Presiden Soeharto memulai kunjungan incognito[3] ke Jawa Barat dan Jawa Tengah tanggal 06 April 1970. Kunjungan yang diadakan bertepatan dengan awal pelaksanaan tahun kedua Pelita I ini, merupakan inspeksi langsung Presiden Soeharto di daerah pedesaan. Tempat-tempat yang ditinjau adalah desa-desa Binong, Subang, Sindang, dan Kertasmaya, semuanya di Propinsi Jawa Barat. Di tempat-tempat tersebut Jenderal Soeharto berdialog dengan para petani, disamping melihat secara langsung pembangunan jalan, pengairan dan irigasi di pedesaan Jawa Barat itu. Satu hal yang perlu dicatat, tak satu pejabat pun di setiap tempat yang beliau kunjungi, yang mengetahui kehadiran Pak Harto.

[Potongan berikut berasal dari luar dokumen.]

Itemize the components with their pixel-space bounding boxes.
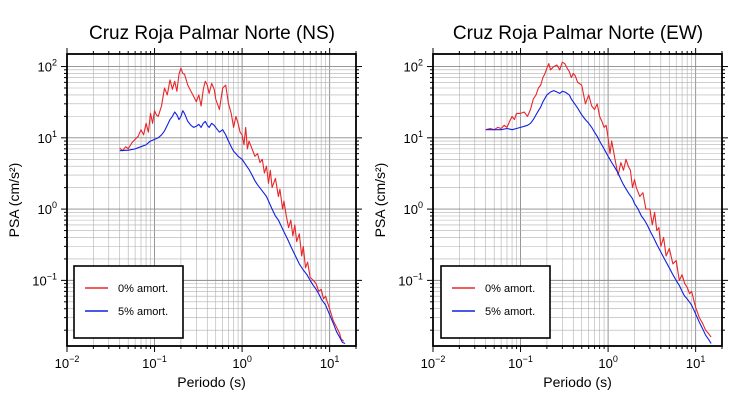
- y-tick-label: 101: [38, 129, 57, 146]
- series-line-amort-5: [485, 90, 712, 344]
- grid: [61, 48, 362, 352]
- legend: 0% amort. 5% amort.: [73, 265, 184, 339]
- x-tick-label: 10−1: [142, 354, 167, 371]
- series-line-amort-0: [119, 67, 345, 342]
- y-tick-label: 100: [404, 200, 423, 217]
- x-tick-label: 101: [686, 354, 705, 371]
- y-tick-label: 10−1: [398, 271, 423, 288]
- chart-title: Cruz Roja Palmar Norte (NS): [89, 23, 335, 44]
- x-tick-label: 101: [320, 354, 339, 371]
- series-line-amort-0: [485, 61, 712, 338]
- chart-title: Cruz Roja Palmar Norte (EW): [453, 23, 703, 44]
- y-axis-label: PSA (cm/s²): [6, 163, 22, 238]
- legend-label: 5% amort.: [118, 306, 168, 318]
- y-tick-label: 100: [38, 200, 57, 217]
- x-tick-label: 100: [232, 354, 251, 371]
- x-tick-label: 100: [598, 354, 617, 371]
- series-line-amort-5: [119, 110, 346, 345]
- y-tick-label: 10−1: [32, 271, 57, 288]
- x-tick-label: 10−2: [55, 354, 80, 371]
- chart-panel-ew: Cruz Roja Palmar Norte (EW) 10−2 10−1 100 1…: [372, 23, 728, 390]
- y-axis-label: PSA (cm/s²): [372, 163, 388, 238]
- legend-box: [73, 265, 184, 339]
- plot-frame: [432, 53, 723, 347]
- legend: 0% amort. 5% amort.: [440, 265, 551, 339]
- legend-label: 5% amort.: [485, 306, 535, 318]
- legend-label: 0% amort.: [118, 283, 168, 295]
- x-axis-label: Periodo (s): [543, 374, 611, 390]
- y-tick-label: 102: [38, 58, 57, 75]
- chart-panel-ns: Cruz Roja Palmar Norte (NS) 10−2 10−1 100 1…: [6, 23, 362, 390]
- x-tick-label: 10−1: [508, 354, 533, 371]
- y-tick-label: 102: [404, 58, 423, 75]
- legend-label: 0% amort.: [485, 283, 535, 295]
- plot-frame: [66, 53, 357, 347]
- legend-box: [440, 265, 551, 339]
- y-tick-label: 101: [404, 129, 423, 146]
- x-axis-label: Periodo (s): [177, 374, 245, 390]
- x-tick-label: 10−2: [421, 354, 446, 371]
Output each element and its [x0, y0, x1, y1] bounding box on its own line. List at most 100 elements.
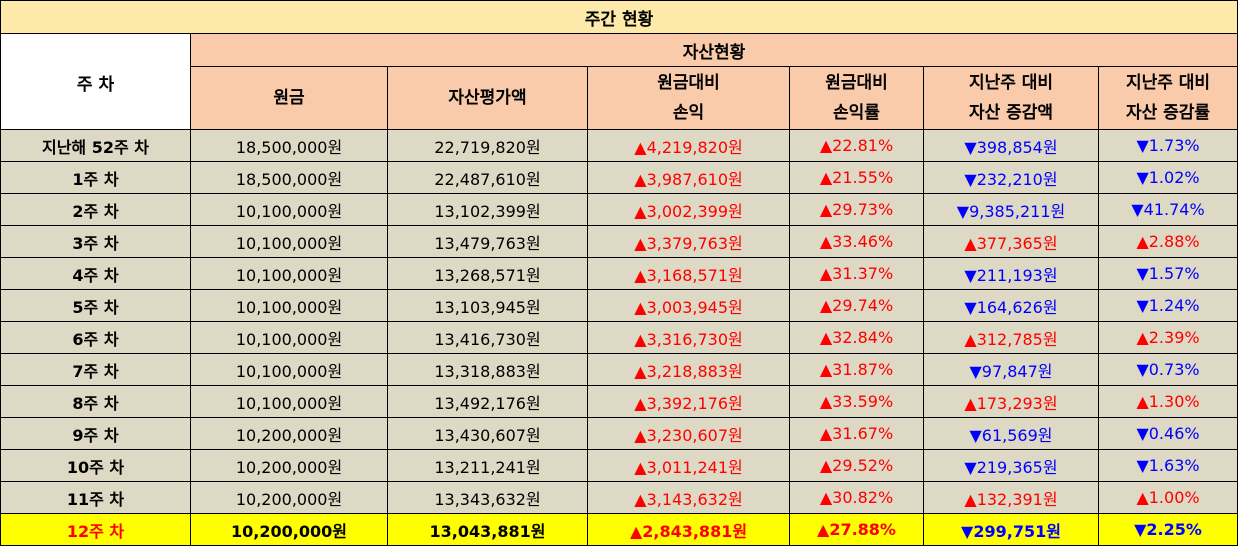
- table-row: 5주 차 10,100,000원 13,103,945원 ▲3,003,945원 ▲29…: [0, 289, 1239, 322]
- change-amount-cell: ▼97,847원: [923, 353, 1099, 386]
- week-cell: 9주 차: [0, 417, 191, 450]
- asset-value-cell: 13,043,881원: [387, 513, 588, 546]
- change-amount-cell: ▼9,385,211원: [923, 193, 1099, 226]
- principal-cell: 10,100,000원: [190, 257, 388, 290]
- profit-loss-cell: ▲3,003,945원: [587, 289, 790, 322]
- change-rate-cell: ▼1.73%: [1097, 129, 1239, 162]
- change-amount-cell: ▲377,365원: [923, 225, 1099, 258]
- table-row: 8주 차 10,100,000원 13,492,176원 ▲3,392,176원 ▲33…: [0, 385, 1239, 418]
- table-title: 주간 현황: [0, 0, 1239, 34]
- asset-value-cell: 13,430,607원: [387, 417, 588, 450]
- change-rate-cell: ▼1.24%: [1097, 289, 1239, 322]
- table-row: 11주 차 10,200,000원 13,343,632원 ▲3,143,632원 ▲3…: [0, 481, 1239, 514]
- asset-value-cell: 13,479,763원: [387, 225, 588, 258]
- change-rate-cell: ▲1.00%: [1097, 481, 1239, 514]
- profit-loss-column-header: 원금대비 손익: [587, 66, 790, 130]
- profit-loss-cell: ▲3,230,607원: [587, 417, 790, 450]
- profit-loss-cell: ▲3,002,399원: [587, 193, 790, 226]
- change-amount-cell: ▲132,391원: [923, 481, 1099, 514]
- week-cell: 2주 차: [0, 193, 191, 226]
- asset-value-cell: 13,318,883원: [387, 353, 588, 386]
- week-cell: 5주 차: [0, 289, 191, 322]
- asset-value-cell: 13,102,399원: [387, 193, 588, 226]
- profit-loss-cell: ▲3,392,176원: [587, 385, 790, 418]
- week-cell: 3주 차: [0, 225, 191, 258]
- week-cell: 4주 차: [0, 257, 191, 290]
- asset-value-cell: 13,492,176원: [387, 385, 588, 418]
- change-amount-cell: ▼398,854원: [923, 129, 1099, 162]
- principal-cell: 10,100,000원: [190, 385, 388, 418]
- profit-loss-cell: ▲3,218,883원: [587, 353, 790, 386]
- table-row: 7주 차 10,100,000원 13,318,883원 ▲3,218,883원 ▲31…: [0, 353, 1239, 386]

Entah dari mana informasinya, keesokan paginya ketika Pak Harto sedang berdialog dengan salah seorang petani, muncul Gubernur Jawa Barat Solihin G. P.. Sesaat setelah berdialog, petani mempersilahkan rombongan Pak Harto untuk singgah dirumahnya. Setiba di rumah petani, Pak Solichin menanyakan, siapa yang sedang berbicara dengan dirinya itu? Petani menjawab, petugas pertanian. Pak Solichin kemudian menunjukkan gambar Presiden Soeharto yang kebetulan dipasang di dinding rumah petani. Dengan perasaan malu, kikuk dan salah-tingkah, petani memohon maaf, karena tidak mengenali wajah Presiden Soeharto. [4]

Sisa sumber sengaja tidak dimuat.